Cemetery in Chernivtsi (Chernivtsi Podilskyi)

ID: dok-001070-P/118698

Cemetery in Chernivtsi (Chernivtsi Podilskyi)

The Catholic cemetery in the village of Chernivtsi (former Polish name Chernivtsi Podolskie) was located right next to the chapel of the Mankowski family. The chapel was renamed an Orthodox church, and the building itself was included in the list of cultural heritage monuments of Ukraine. The crypts have been renovated in recent years - plaques commemorating members of the Mankovsky family have been installed http://www.chernivtsi-vin.com/Images/Gallery/village/Chernivtsi/Page01/rotonda/page09.html . Inside the church there is a bust with a plaque commemorating the senior of the family - Emeryk Mankowski (1826-1918), entrepreneur, philanthropist and participant in the January Uprising http://www.chernivtsi-vin.com/Images/Gallery/village/Chernivtsi/Page01/rotonda/page06.html . The chapel was built in the classicist style. It has the shape of a rotunda covered by a dome supported directly on the walls. The rotunda is preceded by a rectangular narthex with a four-column portico topped by a pediment.

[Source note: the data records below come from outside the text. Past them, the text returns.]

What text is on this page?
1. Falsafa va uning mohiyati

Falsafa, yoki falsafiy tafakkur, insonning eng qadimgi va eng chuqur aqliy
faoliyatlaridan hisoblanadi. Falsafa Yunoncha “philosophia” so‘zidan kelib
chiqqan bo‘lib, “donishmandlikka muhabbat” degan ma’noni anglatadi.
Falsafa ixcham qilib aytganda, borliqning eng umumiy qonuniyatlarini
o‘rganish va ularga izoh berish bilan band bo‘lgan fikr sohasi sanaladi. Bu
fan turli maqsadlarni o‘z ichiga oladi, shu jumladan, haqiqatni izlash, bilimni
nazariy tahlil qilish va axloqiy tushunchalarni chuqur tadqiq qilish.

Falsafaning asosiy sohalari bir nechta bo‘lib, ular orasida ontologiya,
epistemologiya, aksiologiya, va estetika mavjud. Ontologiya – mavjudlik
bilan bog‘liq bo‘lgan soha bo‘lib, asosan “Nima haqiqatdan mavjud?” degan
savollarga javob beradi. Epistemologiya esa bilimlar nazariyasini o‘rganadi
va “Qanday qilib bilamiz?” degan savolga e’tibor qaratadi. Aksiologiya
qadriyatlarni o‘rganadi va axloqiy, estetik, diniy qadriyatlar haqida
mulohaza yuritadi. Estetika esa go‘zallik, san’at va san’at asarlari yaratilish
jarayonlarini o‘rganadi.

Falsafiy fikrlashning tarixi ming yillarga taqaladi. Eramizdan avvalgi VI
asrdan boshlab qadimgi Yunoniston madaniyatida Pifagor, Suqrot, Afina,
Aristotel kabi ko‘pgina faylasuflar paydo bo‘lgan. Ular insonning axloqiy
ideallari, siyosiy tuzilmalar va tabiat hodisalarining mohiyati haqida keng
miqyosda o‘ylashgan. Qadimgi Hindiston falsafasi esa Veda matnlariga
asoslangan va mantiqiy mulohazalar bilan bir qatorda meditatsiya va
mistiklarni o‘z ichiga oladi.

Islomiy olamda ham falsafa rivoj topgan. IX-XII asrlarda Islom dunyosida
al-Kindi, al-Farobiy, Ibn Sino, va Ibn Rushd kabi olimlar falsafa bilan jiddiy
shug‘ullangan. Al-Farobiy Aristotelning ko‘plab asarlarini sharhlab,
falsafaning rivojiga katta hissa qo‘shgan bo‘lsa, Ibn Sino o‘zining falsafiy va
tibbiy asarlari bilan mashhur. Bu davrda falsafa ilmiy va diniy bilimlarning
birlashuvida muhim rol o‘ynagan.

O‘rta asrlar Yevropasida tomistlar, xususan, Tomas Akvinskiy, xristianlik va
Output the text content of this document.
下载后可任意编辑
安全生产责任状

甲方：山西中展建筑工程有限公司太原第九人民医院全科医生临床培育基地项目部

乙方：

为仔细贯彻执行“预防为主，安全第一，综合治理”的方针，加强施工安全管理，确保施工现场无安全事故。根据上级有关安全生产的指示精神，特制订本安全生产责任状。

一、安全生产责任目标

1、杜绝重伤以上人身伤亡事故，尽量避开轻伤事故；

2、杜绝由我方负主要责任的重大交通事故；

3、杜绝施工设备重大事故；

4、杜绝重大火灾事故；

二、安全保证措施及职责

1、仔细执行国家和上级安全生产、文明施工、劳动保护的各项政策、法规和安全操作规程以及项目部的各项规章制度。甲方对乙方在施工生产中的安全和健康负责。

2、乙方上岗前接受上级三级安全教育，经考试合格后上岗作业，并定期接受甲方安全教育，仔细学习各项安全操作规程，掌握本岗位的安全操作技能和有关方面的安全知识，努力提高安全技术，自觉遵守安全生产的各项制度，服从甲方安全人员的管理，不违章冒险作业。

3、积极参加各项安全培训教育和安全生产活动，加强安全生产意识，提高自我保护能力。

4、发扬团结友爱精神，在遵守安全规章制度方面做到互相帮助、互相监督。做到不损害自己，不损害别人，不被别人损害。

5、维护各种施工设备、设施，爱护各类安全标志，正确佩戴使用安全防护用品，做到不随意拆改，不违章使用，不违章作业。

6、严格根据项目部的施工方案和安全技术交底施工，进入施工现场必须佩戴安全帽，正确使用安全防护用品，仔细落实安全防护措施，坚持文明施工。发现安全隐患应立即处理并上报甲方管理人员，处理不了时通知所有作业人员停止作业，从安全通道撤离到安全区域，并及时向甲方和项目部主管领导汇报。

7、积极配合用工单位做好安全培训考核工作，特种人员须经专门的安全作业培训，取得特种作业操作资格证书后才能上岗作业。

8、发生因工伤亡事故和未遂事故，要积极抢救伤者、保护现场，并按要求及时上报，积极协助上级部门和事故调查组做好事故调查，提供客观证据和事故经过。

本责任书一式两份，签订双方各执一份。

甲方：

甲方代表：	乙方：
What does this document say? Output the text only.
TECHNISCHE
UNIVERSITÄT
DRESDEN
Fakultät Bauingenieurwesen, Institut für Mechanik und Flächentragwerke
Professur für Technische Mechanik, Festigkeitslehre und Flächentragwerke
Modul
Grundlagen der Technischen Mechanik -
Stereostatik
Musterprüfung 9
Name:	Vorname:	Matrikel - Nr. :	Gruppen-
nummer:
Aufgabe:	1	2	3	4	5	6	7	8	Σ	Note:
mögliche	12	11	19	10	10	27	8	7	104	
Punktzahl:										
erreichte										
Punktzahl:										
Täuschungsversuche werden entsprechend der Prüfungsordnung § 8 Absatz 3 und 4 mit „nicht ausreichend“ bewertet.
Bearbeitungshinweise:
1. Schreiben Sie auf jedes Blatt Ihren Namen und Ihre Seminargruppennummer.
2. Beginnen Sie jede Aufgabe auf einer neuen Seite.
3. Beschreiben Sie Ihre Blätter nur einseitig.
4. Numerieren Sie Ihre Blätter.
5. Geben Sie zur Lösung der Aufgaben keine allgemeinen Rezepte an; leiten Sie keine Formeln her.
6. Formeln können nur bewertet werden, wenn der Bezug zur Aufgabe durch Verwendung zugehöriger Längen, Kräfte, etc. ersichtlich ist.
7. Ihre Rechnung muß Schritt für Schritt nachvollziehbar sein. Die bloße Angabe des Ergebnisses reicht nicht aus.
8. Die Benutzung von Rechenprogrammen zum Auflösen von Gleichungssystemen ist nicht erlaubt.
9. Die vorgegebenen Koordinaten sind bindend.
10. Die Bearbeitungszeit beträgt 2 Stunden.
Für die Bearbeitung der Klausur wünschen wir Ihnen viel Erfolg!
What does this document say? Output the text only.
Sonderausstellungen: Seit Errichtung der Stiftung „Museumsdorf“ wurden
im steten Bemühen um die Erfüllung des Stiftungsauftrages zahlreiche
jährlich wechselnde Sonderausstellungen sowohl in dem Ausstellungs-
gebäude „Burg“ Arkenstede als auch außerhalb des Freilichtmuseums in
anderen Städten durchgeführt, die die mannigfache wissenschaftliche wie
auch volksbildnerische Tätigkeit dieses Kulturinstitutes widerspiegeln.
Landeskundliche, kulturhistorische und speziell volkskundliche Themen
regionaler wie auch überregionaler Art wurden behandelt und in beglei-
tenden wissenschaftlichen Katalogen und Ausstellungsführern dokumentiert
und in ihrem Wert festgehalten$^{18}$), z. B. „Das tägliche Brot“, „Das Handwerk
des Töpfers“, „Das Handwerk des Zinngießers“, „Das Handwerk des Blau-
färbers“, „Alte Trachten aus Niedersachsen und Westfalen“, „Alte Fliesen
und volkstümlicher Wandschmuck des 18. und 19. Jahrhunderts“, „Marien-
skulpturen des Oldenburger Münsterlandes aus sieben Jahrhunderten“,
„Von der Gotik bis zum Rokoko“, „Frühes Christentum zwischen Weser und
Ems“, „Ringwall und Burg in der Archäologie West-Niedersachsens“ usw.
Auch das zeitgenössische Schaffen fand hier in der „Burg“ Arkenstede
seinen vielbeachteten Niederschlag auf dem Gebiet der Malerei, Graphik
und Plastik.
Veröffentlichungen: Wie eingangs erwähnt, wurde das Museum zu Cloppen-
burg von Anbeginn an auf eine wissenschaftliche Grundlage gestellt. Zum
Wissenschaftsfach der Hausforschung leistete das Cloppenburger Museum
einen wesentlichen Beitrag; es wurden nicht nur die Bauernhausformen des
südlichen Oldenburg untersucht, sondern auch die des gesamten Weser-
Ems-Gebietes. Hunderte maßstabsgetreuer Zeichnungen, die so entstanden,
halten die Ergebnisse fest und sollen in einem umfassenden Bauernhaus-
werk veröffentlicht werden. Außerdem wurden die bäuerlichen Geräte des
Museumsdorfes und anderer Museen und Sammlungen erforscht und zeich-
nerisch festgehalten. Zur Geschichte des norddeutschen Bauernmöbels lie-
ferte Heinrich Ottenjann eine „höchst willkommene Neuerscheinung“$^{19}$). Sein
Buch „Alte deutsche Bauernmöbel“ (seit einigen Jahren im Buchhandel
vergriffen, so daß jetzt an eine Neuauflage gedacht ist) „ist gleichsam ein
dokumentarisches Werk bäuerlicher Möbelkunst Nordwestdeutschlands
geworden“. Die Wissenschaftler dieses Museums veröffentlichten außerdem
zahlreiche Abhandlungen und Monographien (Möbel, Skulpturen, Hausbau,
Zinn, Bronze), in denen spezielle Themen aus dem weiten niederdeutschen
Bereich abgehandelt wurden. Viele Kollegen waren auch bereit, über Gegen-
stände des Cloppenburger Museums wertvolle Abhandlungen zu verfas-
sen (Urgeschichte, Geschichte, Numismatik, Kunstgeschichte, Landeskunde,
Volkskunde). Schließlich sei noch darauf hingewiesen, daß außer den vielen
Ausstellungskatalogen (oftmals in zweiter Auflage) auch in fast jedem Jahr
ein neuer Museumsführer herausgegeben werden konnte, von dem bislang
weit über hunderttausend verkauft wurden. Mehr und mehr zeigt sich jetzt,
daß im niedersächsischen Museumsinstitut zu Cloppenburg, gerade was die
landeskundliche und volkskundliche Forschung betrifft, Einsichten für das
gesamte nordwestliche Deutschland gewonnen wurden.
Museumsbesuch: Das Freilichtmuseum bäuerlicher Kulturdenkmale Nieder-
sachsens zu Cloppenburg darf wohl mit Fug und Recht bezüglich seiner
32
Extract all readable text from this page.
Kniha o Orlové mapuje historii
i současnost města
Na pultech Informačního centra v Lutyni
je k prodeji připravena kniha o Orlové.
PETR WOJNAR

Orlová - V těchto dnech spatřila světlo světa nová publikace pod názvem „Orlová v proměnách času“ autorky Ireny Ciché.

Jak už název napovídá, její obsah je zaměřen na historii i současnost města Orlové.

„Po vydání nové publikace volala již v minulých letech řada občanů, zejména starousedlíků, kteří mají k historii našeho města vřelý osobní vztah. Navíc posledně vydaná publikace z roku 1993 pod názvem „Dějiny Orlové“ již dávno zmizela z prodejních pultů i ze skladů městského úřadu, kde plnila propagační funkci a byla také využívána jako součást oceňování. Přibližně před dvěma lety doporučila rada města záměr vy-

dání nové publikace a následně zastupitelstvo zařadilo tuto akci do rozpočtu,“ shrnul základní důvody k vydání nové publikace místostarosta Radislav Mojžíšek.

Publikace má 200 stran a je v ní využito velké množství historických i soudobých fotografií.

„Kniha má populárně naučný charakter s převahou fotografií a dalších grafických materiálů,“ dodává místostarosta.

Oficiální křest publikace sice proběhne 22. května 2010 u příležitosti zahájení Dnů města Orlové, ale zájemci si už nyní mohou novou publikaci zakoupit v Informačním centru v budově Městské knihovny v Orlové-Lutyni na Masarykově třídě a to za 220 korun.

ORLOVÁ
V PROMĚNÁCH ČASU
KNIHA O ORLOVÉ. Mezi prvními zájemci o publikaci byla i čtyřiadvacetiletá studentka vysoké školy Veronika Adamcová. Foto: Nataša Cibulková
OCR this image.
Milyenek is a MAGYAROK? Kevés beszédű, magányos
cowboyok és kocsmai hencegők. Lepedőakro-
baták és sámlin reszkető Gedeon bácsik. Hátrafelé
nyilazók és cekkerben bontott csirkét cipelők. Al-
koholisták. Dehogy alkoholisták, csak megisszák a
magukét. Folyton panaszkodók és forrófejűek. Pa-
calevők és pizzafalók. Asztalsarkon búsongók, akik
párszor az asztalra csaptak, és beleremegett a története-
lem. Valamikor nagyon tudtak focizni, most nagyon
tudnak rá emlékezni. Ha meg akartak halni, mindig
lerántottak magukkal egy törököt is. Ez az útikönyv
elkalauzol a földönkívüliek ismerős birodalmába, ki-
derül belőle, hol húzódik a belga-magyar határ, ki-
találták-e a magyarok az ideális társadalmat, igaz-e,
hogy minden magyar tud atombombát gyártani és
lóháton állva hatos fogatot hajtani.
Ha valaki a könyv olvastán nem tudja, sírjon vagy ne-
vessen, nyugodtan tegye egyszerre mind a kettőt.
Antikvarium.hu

The Polish cemetery was a necropolis of the nobility, so it can be assumed that there were many artistically valuable gravestones. During Soviet times, probably around 1923 (this is how the church is dated), the cemetery was liquidated and the tombstones used as building material. As Zbigniew Hauser recalls, several tombstones rescued by Longin Sokolański, a local guardian of Polish monuments, were used to create a lapidarium, now next to the Orthodox church or chapel of the Mankowski family. Among the seven surviving tombstones, the inscription from the monument to Marian Rafałowski, a doctor who died of typhus while saving people during an epidemic, attracts attention. All fragments of the tombstones date from the turn of the first two decades of the 20th century.

Bibliography:

  • Hauser Zbigniew, „Podróże po cmentarzach Ukrainy”, t. IV, „Województwa: wołyńskie, podolskie, bracławskie i kijowskie”, Kraków 2009, s. 379-380.